16 “Evet, seni sıkıntıdan çeker çıkarırdı; Darlığın olmadığı geniş bir yere, Zengin yiyeceklerle bezenmiş bir sofraya.
Even so would he have removed thee out of the strait [into] a broad place, where [there is] no straitness; and that which should be set on thy table [should be] full of fatness.
17 Oysa şimdi kötülerin hak ettiği cezayı çekiyorsun, Yargı ve adalet yakalamış seni.
But thou hast fulfilled the judgment of the wicked: judgment and justice take hold [on thee].
18 Dikkat et, para seni baştan çıkarmasın, Büyük bir rüşvet seni saptırmasın.
Because [there is] wrath, [beware] lest he take thee away with [his] stroke: then a great ransom cannot deliver thee.
19 Zenginliğin ya da bütün gücün yeter mi Sıkıntı çekmeni önlemeye?
Will he esteem thy riches? [no], not gold, nor all the forces of strength.
20 Halkların yeryüzünden Yok edildiği geceyi özleme.
Desire not the night, when people are cut off in their place.
21 Dikkat et, kötülüğe dönme, Çünkü sen onu düşkünlüğe yeğledin.
Take heed, regard not iniquity: for this hast thou chosen rather than affliction.
22 “İşte Tanrı gücüyle yükselir, O'nun gibi öğretmen var mı?
Behold, God exalteth by his power: who teacheth like him?
23 Kim O'na ne yapması gerektiğini söyleyebilir? Kim O'na, ‘Haksızlık ettin’ diyebilir?
Who hath enjoined him his way? or who can say, Thou hast wrought iniquity?
24 O'nun işlerini yüceltmelisin, anımsa bunu, İnsanların ezgilerle övdüğü işlerini.
Remember that thou magnify his work, which men behold.
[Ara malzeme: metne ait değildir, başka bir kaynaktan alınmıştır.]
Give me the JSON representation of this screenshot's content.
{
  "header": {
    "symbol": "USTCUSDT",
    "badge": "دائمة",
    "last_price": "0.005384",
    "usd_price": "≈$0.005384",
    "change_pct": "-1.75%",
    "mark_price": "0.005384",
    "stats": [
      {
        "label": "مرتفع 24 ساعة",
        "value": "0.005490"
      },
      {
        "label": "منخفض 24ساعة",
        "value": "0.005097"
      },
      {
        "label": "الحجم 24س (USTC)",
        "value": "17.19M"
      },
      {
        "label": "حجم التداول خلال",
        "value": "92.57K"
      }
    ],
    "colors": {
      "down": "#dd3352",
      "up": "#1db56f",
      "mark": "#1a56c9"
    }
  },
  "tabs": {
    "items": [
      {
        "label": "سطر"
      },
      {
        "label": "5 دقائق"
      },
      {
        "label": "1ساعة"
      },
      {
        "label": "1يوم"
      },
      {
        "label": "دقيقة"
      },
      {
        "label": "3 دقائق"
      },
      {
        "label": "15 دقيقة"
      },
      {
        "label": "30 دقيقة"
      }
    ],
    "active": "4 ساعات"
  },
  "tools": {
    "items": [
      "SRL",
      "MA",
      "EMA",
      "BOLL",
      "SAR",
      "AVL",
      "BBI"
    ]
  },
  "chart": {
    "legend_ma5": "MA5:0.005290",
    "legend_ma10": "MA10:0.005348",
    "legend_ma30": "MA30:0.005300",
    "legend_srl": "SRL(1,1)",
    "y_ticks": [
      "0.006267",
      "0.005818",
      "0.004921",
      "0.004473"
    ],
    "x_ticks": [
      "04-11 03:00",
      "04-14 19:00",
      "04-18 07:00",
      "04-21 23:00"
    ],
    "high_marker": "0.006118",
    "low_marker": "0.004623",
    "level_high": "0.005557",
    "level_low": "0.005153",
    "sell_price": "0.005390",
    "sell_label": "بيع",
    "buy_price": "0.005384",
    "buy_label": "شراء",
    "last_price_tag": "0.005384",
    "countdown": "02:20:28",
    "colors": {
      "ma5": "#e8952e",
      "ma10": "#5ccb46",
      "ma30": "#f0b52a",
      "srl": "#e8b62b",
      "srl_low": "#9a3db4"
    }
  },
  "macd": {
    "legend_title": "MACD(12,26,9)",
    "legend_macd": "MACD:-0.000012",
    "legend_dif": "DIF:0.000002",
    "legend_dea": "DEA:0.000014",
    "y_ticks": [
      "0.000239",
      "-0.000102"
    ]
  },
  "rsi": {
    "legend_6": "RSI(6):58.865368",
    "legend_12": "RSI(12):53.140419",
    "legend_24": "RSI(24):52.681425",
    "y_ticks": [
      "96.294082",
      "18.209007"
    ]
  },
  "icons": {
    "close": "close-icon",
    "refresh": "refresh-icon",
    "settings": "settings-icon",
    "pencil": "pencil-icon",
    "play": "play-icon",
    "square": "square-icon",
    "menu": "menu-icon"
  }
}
25 Bütün insanlar bunları görmüştür, Herkes onları uzaktan izler.
Every man may see it; man may behold [it] afar off.
26 Evet, Tanrı öyle büyüktür ki, O'nu anlayamayız, Varlığının süresi hesaplanamaz.
Behold, God [is] great, and we know [him] not, neither can the number of his years be searched out.
27 “Su damlalarını yukarı çeker, Buharından yağmur damlatır.
For he maketh small the drops of water: they pour down rain according to the vapour thereof:
28 Bulutlar nemini döker, İnsanların üzerine bol yağmur yağdırır.
Which the clouds do drop [and] distil upon man abundantly.
29 Bulutları nasıl yaydığını, Göksel konutundan nasıl gürlediğini kim anlayabilir?
Also can [any] understand the spreadings of the clouds, [or] the noise of his tabernacle?
30 Şimşekleri çevresine nasıl yaydığına, Denizin dibine dek nasıl ulaştırdığına bakın.
Behold, he spreadeth his light upon it, and covereth the bottom of the sea.
31 Tanrı halkları böyle yönetir, Bol yiyecek sağlar.
For by them judgeth he the people; he giveth meat in abundance.
32 Şimşeği elleriyle tutar, Hedefine vurmasını buyurur.
With clouds he covereth the light; and commandeth it [not to shine] by [the cloud] that cometh betwixt.
33 O'nun gürleyişi fırtınayı haber verir, Sığırlar bile fırtına kopacağını bildirir.
The noise thereof sheweth concerning it, the cattle also concerning the vapour.